Nous partons pour l’ile du soleil. Andres notre guide nous retrouve à l’hôtel Estrella à Copacabana. Nous sommes fins prêts, sauf qu’à la manière d’un jeu télé débile, Andres nous signale que nous ne pouvons pas prendre nos bagages et qu’un ou deux petits sacs seulement seront tolérés dans le bateau qui part de suite... En moins de 4 minutes nous ouvrons les valises pour en extraire un kit 24h00 qui tiendra dans le sac de Léo. A ce tarif, Christine et moi constaterons le soir venu l’absence de nos brosses à dent, de la crême après-soleil, tandis que Léo aura tous les jeux de cartes, mais pas tous les sous-vêtements…


Andres nous indique le bateau (attente réglementaire/bolivienne de 15 minutes) et nous y embarquons en compagnie d’une 20aine de personnes. Plus de place sur le toit, nous passons en cabine : excellent choix du destin, la traversée dure 1h30 et le vent au milieu du lac est encore bien frio.


Nous débarquons au nord de l’ile. Le jeu consiste à la traverser du nord au sud pour reprendre un bateau dans 24h00 mais au sud. Entre temps, les paysages les plus somptueux de Bolivie, de la cordillère et du lac Titicaca nous auront marqués, fort.
L’ile a été sacrée pour les Incas, nous prenons d’ailleurs le chemin de l’Inca qui passe à nouveau les 4000m. Etrange impression car le lac est si grand (plus de 150 km dans sa longueur) qu’on se croirait au bord de la mer ; la perception de l’altitude ne s’opère que par le souffle qui manque parfois dans les montées des sentiers ou lorsqu’on l’a coupé par la splendeur des paysages. Cette ile est un paradis diurne (les nuits sont sévèrement froides tandis que les jours ne sont que soleil et chaleur).
De nombreux touristes randonneurs et back packers sont là. Nombreux, tout est relatif. Au bout de 20 minutes, une fois l’effet du départ du débarcadère disparu, nous sommes souvent seuls sur les sentiers, entrecoupés de guérites improbables mais bien achalandées où nous trouvons de l’eau, du coca, des fruits…

Quelques contrôles de nos tickets de randonnée plus loin nous arrivons sur un point haut qui nous donne à voir au loin la cordillère des Andes à plus de 6000m.


Le bleu du lac, celui du ciel et la neige des sommets font qu’il sera difficile de choisir les meilleures photos ce soir. Pas de discussion entre nous, cette journée est la plus intense que nous avons eue à vivre depuis notre arrivée à Lima voici presque 2 semaines.
Andres est guide de montagne, de lac, archéologue en formation et diplômé en tourisme. Il a appris le français à l’Alliance Française, décidément une institution du soft power français. Son grand-père étant portugais et la loi bolivienne permettant la double nationalité sur 5 générations, il a aussi un passeport européen. La rando avec lui est souple (il ne s’impatiente pas de notre rythme en deçà du sien) et érudite (grave).Nous visitons des vestiges incas et pré-incas. Les terrasses ici ont plus de 1000 ans, et seuls 15% y sont encore exploitées.

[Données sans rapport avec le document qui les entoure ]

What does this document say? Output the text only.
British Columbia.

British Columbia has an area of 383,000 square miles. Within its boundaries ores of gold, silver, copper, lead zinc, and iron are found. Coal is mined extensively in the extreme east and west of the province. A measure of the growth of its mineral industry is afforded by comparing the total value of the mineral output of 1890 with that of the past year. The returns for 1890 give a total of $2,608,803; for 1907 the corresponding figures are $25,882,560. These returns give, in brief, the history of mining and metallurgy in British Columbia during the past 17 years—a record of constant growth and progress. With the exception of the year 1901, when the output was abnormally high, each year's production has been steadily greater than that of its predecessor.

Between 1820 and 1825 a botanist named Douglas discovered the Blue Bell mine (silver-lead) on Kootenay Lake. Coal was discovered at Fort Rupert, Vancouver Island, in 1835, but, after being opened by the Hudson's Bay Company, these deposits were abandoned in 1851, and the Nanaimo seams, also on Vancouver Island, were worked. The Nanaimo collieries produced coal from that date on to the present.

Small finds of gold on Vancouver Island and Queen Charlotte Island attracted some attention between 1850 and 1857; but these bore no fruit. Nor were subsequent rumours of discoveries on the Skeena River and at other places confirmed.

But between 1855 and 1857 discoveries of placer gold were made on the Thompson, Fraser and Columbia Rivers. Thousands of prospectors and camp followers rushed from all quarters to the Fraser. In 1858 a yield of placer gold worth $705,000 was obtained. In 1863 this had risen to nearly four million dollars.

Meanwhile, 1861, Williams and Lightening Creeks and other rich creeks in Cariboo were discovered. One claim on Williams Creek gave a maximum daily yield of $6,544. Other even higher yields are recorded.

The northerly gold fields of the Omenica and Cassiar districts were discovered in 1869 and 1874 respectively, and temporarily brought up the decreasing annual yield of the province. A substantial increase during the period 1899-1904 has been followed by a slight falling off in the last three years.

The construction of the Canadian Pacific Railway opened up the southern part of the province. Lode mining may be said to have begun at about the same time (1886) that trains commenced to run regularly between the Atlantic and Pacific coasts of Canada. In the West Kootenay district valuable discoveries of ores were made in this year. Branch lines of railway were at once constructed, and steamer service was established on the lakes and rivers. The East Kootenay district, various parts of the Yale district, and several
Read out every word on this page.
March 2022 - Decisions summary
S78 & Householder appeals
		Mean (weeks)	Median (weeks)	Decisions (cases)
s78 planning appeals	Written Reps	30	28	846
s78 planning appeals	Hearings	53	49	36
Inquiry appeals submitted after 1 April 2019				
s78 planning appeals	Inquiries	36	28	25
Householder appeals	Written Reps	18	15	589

Au terme d’un petit trek de 11km à plus de 4000m d’altitude nous arrivons à l’hôtel, rassemblement de bungalows recouverts de chaumes sur un spot de malade, qui domine le lac et propose un couvert très gouteux autour d’une cheminée réconfortante. Christine et moi nous offrons une bouteille de vin chilien pour réchauffer nos coeurs tandis que le préposé au feu s’occupe de nos corps. Une ambiance après-ski règne dans le lodge, avec des italiens autour de nous, une vue géniale et un ciel étoilé made in hémisphère sud, voie lactée fascinante, on l’écrémerait à la main. Andres nous gratifie d’un petit cours d’astronomie que la froideur de la nuit écourte carrément.

Nous rentrons nous coucher dans nos chambres sans chauffage. La difficulté pour dormir ne consiste pas à lutter contre le froid, les couvertures nombreuses et chaudes s’en chargent. Non, la difficulté est de lutter contre l’étouffement que le poids des couchages exerce sur nous. Le chien de fusil s’impose de lui même. A deux, c’est aussi la meilleure option pour partager les calories.